Entretanto, pais que esperam coisas tão absurdas dos filhos só podem ter desilusões na vida. Precisamos aprender a nivelar essa relação entre pais e filhos. Estabelecendo uma relação de troca de papeis. Um se colocando no lugar do outro. Quantas vezes deixamos de olhar nos olhos de quem nos fala! Quantas vezes, por isso mesmo, não criamos laços afetivos com nossas crianças!
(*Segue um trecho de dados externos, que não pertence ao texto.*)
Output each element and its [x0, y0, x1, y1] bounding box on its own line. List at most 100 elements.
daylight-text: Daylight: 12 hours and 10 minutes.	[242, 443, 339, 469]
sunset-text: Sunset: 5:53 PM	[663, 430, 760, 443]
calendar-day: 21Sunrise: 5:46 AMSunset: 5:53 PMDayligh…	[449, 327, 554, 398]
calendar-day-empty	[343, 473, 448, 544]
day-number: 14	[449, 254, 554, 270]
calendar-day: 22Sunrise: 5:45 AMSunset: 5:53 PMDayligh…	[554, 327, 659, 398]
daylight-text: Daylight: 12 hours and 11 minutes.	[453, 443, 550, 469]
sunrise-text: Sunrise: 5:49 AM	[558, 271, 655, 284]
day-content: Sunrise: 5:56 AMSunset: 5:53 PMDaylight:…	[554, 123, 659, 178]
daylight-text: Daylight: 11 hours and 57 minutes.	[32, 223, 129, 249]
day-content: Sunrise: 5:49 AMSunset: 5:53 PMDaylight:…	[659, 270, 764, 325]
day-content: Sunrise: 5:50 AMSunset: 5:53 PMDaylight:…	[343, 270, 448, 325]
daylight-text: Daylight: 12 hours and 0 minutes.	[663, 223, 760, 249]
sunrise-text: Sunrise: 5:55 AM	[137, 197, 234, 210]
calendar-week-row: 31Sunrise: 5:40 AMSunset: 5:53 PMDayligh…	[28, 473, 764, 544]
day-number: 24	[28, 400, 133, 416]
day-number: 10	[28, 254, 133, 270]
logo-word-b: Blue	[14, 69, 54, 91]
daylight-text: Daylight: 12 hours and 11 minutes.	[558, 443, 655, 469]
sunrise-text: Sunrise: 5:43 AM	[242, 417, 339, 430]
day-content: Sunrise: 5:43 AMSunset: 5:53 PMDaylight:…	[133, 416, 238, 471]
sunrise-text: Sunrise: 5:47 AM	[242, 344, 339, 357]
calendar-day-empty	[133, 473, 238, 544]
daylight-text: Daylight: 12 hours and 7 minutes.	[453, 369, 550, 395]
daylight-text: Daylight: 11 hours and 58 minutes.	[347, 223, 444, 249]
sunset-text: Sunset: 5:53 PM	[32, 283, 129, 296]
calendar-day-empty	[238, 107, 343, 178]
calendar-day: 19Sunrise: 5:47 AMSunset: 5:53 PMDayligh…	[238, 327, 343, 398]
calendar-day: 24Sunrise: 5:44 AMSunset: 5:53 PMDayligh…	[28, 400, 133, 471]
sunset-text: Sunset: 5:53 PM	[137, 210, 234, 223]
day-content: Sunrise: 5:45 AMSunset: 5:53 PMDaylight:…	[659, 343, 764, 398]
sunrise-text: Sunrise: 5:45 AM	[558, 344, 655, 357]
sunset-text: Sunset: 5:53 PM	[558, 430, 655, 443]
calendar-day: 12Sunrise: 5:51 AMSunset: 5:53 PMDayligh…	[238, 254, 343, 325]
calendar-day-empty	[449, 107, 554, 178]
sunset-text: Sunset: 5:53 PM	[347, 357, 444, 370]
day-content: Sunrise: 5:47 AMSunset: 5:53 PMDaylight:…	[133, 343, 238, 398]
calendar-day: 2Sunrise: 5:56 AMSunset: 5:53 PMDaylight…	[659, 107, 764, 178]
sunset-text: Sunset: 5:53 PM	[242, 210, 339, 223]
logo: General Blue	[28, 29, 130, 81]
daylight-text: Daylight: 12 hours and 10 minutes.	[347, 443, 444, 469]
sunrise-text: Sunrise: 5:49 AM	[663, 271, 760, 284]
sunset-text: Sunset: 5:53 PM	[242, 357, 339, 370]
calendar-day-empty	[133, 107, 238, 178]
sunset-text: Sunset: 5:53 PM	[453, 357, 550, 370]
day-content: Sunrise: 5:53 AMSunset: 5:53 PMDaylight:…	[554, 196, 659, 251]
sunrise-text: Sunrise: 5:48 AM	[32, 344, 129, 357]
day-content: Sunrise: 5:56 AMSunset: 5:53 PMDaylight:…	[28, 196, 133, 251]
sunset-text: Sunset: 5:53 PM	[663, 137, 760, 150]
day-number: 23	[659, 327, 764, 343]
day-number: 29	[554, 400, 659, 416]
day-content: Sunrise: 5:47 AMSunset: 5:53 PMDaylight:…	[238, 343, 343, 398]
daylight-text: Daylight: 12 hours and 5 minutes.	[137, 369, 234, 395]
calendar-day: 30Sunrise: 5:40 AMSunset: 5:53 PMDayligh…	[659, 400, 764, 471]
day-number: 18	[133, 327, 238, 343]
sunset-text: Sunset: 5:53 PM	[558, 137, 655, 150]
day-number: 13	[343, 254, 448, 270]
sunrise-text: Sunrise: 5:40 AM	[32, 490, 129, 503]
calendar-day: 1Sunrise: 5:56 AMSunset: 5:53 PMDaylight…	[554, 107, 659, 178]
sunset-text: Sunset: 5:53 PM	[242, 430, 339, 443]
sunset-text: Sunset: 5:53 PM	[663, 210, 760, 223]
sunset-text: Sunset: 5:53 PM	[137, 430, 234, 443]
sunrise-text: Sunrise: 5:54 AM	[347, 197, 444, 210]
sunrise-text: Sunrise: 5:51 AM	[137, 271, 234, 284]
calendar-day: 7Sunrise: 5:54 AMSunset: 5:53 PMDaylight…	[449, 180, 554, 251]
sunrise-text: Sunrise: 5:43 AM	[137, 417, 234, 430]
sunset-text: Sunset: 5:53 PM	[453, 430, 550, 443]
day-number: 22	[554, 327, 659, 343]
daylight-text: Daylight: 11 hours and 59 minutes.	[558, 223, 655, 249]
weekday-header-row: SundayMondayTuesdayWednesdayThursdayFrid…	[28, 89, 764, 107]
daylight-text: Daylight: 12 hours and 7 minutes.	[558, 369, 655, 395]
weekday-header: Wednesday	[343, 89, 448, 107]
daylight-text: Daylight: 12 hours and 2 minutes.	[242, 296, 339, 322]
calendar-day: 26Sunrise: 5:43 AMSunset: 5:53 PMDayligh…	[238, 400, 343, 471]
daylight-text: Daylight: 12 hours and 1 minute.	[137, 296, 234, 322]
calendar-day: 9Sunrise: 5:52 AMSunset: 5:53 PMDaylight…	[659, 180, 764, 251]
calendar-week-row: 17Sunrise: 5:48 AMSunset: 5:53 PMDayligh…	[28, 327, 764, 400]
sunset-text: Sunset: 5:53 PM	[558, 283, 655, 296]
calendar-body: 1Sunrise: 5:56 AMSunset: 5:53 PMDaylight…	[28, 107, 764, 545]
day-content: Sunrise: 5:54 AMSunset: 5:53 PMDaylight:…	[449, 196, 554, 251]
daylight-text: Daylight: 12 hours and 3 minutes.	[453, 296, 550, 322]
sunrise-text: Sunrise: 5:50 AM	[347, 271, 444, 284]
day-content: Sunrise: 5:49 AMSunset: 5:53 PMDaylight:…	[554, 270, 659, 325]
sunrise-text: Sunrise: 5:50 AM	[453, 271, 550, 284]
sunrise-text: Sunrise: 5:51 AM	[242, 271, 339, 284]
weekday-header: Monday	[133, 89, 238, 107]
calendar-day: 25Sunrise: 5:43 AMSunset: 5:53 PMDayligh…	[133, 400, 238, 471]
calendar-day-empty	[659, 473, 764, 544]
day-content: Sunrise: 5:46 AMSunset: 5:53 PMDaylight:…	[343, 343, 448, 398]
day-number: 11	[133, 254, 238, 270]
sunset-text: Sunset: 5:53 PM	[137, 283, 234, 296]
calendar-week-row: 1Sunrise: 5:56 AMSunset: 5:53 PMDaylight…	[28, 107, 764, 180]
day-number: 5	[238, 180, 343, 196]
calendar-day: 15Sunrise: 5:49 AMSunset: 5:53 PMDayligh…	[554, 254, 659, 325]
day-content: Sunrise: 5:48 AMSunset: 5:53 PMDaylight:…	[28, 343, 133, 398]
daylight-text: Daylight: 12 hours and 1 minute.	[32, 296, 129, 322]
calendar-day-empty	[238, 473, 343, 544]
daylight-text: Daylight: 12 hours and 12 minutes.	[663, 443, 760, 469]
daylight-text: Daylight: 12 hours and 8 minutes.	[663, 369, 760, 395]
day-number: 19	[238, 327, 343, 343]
As crianças são os nossos melhores filósofos, porque são mais observadores do que os adultos.

Portanto, assim como mostra o livro "Ensaio Sobre a Cegueira", o autor Saramago nos da uma reflexão profunda e filosófica sobre, que civilização escolhemos para viver. Vivemos em uma sociedade chamada “democrática”, onde existem pessoas que dominam na sua maioria, chamada povo, que tem o poder em mãos na hora de escolher apenas um que vai enxergar e decidir por todos, na qual vai tomar as atitudes cabíveis por um período de quatro a oito anos no poder. Essa personagem caracteriza-se como uma civilização democrática e detentora do senso crítico, quando na verdade, nessa civilização só uma pessoa vai enxergar. Contudo, regras são quebradas, pois ninguém mais vê quem está agindo errado, aquele que enxerga abusa porque está no poder, o instinto de sobrevivência vai tomando conta dos homens e a tirania está formada. Será que é preciso cegar todos para que enxerguemos a essência de cada um? Eu vejo, mais não enxergo, até quando? Esta é a ideia subjetiva da sociedade atual.